After John Dunleavy’s 25 years of being the standard-bearer
for religious homophobia, Irish Queers are of course glad to see him go.
Dunleavy’s contributions to the Irish community include likening Irish LGBT
people to the KKK, and claiming that being openly gay is a political statement
(while insisting with a straight face that the NYC St. Patrick’s Day parade is not
a political event.) His positions finally became untenable; it’s only
incredible that it has taken so long.
The reasons behind Dunleavy’s ouster are something to
celebrate. In the referendum on May 22, Ireland roundly rejected homophobia and
the authority of the Catholic church to dictate Irish culture. Irish Queers and
its predecessor, the Irish Lesbian and Gay Organization, have staged the same
battle at the parade. We have posed the legacy of Irishness as a powerfully
diverse set of experiences – and a history of throwing off chains – against the
religious vision of Irishness as a closed, provincial identity that erases so
many people’s real lives. The question of whether queers can take our place in
Irish history and culture is now settled.
But the NYC St. Patrick’s Parade Committee is not led by the
Irish or Irish American community. The parade is still exclusively held by the
same men who enforced anti-gay bigotry over the past two decades. Their version
of “inclusion” last year amounted to adding OUT@NBCUniversal instead of an
Irish LGBT group. (OUT@NBC were so tightly controlled that, when asked by
reporters how it felt to march, gay marchers they said they weren’t allowed to
discuss it.) Who knows what exciting version of inclusion they’ll offer us this
year with the addition of one more handpicked, battened-down group?

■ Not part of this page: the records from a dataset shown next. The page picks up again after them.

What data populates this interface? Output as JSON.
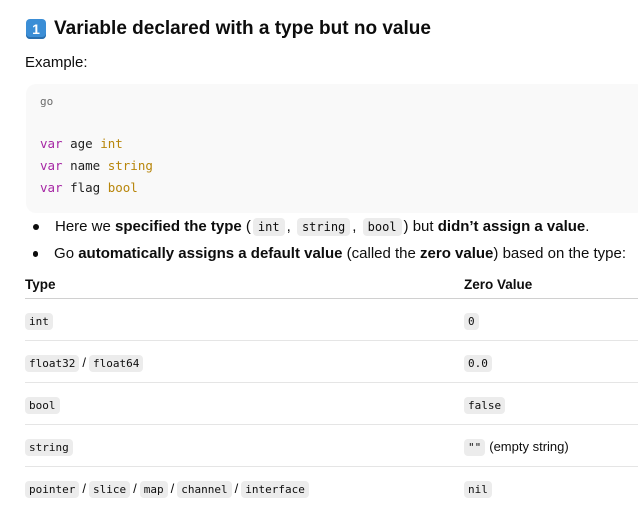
{
  "heading": {
    "number": "1",
    "title": "Variable declared with a type but no value"
  },
  "example_label": "Example:",
  "code": {
    "lang": "go",
    "lines": [
      {
        "kw": "var",
        "name": " age ",
        "type": "int"
      },
      {
        "kw": "var",
        "name": " name ",
        "type": "string"
      },
      {
        "kw": "var",
        "name": " flag ",
        "type": "bool"
      }
    ]
  },
  "bullets": {
    "b1": {
      "t1": "Here we ",
      "bold1": "specified the type",
      "t2": " (",
      "c1": "int",
      "s1": ", ",
      "c2": "string",
      "s2": ", ",
      "c3": "bool",
      "t3": ") but ",
      "bold2": "didn’t assign a value",
      "t4": "."
    },
    "b2": {
      "t1": "Go ",
      "bold1": "automatically assigns a default value",
      "t2": " (called the ",
      "bold2": "zero value",
      "t3": ") based on the type:"
    }
  },
  "table": {
    "headers": [
      "Type",
      "Zero Value"
    ],
    "rows": [
      {
        "types": [
          "int"
        ],
        "value": "0",
        "note": ""
      },
      {
        "types": [
          "float32",
          "float64"
        ],
        "value": "0.0",
        "note": ""
      },
      {
        "types": [
          "bool"
        ],
        "value": "false",
        "note": ""
      },
      {
        "types": [
          "string"
        ],
        "value": "\"\"",
        "note": "(empty string)"
      },
      {
        "types": [
          "pointer",
          "slice",
          "map",
          "channel",
          "interface"
        ],
        "value": "nil",
        "note": ""
      }
    ]
  }
}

Some voices in Irish New York politics have called for
parade organizers to end to the ban on “good” gays – those who have not
protested, but instead participated in the fundraiser-and-mass circuit where
the parade’s homophobes are welcomed. Taking that advice would be in keeping
with the Parade Committee’s history of making the smallest change possible
without actually opening the parade to Irish LGBT communities. But we were
never in this to reform the men of the Parade Committee.
In breaking other chains, Ireland has represented itself
brilliantly – from the referendum, to the rise of antiracist movements, to
insisting that water is a human right. If the parade can’t catch on, it will
find itself like John Dunleavy: out of time.